Die letzten Winterschichten

Inzwischen wird es ja langsam sogar während meiner Schichten wieder hell, die Temperaturen gehen bis in den zweistelligen Bereich – der Winter verzieht sich. Das mit der Helligkeit dürfte meinetwegen gerne auch mal für ein Jahr anders sein, aber bei den Temperaturen wird es langsam mal wieder Zeit.

In einer der letzten kalten Nächte vor knapp über einer Woche hat’s mich aber dann fast noch erwischt.

Ich hatte einen Glückstreffer am Ostbahnhof gelandet: Eine Fahrt nach Großziethen. Bis nach außerhalb. OK, das „außerhalb“ ist etwas irreführend, tatsächlich ist die kleine Gemeinde trotz seltener Erwähnung hier im Blog die, die vom Bahnhof aus am nächsten zu erreichen ist. Nur will da halt normalerweise niemand hin. 😉

Ich wollte das jetzt auch nicht unbedingt, denn ich konnte das Auto danach in Marzahn abstellen – eine wesentlich weitere Leerfahrt als die Tour selber. Aber mit so viel Umsatz hatte ich nicht mehr gerechnet und war bereits etwas müde. So gesehen trotzdem ein schönes Schichtende. Die Kundin war zwar nicht gesprächig, aber unkompliziert. Trinkgeld gab’s auch und ich hab mich auf den Weg in den Feierabend gemacht. Ich hab mir aus einer Laune heraus den Weg über Adlershof, Köpenick und Biesdorf ausgeguckt, nicht einmal der allerkürzeste, aber ok. Und sich an Strecken gewöhnen, die man sonst eher nie fährt, gehört irgendwie auch zum Job.

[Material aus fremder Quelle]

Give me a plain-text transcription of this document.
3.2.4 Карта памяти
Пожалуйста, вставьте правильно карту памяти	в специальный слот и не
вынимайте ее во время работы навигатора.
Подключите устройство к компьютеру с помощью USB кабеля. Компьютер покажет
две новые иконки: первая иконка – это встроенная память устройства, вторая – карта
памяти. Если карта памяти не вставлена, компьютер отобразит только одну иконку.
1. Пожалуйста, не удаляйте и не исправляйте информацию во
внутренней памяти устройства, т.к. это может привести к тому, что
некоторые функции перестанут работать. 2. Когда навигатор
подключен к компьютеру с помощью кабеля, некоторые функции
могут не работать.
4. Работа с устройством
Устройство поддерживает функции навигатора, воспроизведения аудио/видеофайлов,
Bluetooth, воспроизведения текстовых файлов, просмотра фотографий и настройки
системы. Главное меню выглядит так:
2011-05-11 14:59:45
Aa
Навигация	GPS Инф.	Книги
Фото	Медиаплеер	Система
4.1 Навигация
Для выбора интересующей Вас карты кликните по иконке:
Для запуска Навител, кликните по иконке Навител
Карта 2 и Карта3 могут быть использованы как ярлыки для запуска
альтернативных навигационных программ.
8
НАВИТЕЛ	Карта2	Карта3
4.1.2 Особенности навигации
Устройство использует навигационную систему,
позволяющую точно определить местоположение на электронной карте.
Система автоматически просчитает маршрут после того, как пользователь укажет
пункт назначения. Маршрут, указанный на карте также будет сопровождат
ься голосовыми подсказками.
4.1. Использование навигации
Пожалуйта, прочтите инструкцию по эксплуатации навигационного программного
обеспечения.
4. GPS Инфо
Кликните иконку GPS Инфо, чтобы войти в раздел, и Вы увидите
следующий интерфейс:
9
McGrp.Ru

In Altglienicke dann war alles optimal. Die Straßen leer, die Musik laut, die Sitzheizung angeschaltet … für einen Moment hab ich mir gewünscht, im Auto rauchen zu dürfen. Ich bin wie üblich nicht gerast, aber ja, hier und da mal 10 oder 15 km/h über erlaubt hab ich riskiert. Die Arbeit war gefühlt vorbei, und dass die Cops da unten noch stehen würden … wäre das erste Mal in bald 7 Jahren. Und so war ich wohl auch an der Brücke über den Teltowkanal nicht ganz auf 30. Was ich in dem Moment nicht erwartet hatte, war das wohl elementarste Fahrschulwissen: Gerade bei Brücken muss man aufpassen wegen Vereisung!

Der kleine Tippser auf die Bremse verpuffte wirkungslos, die Räder blockierten sofort. Kann man witzig finden, wenn direkt dahinter keine Kurve kommt – was bei der Brücke aber natürlich der Fall ist.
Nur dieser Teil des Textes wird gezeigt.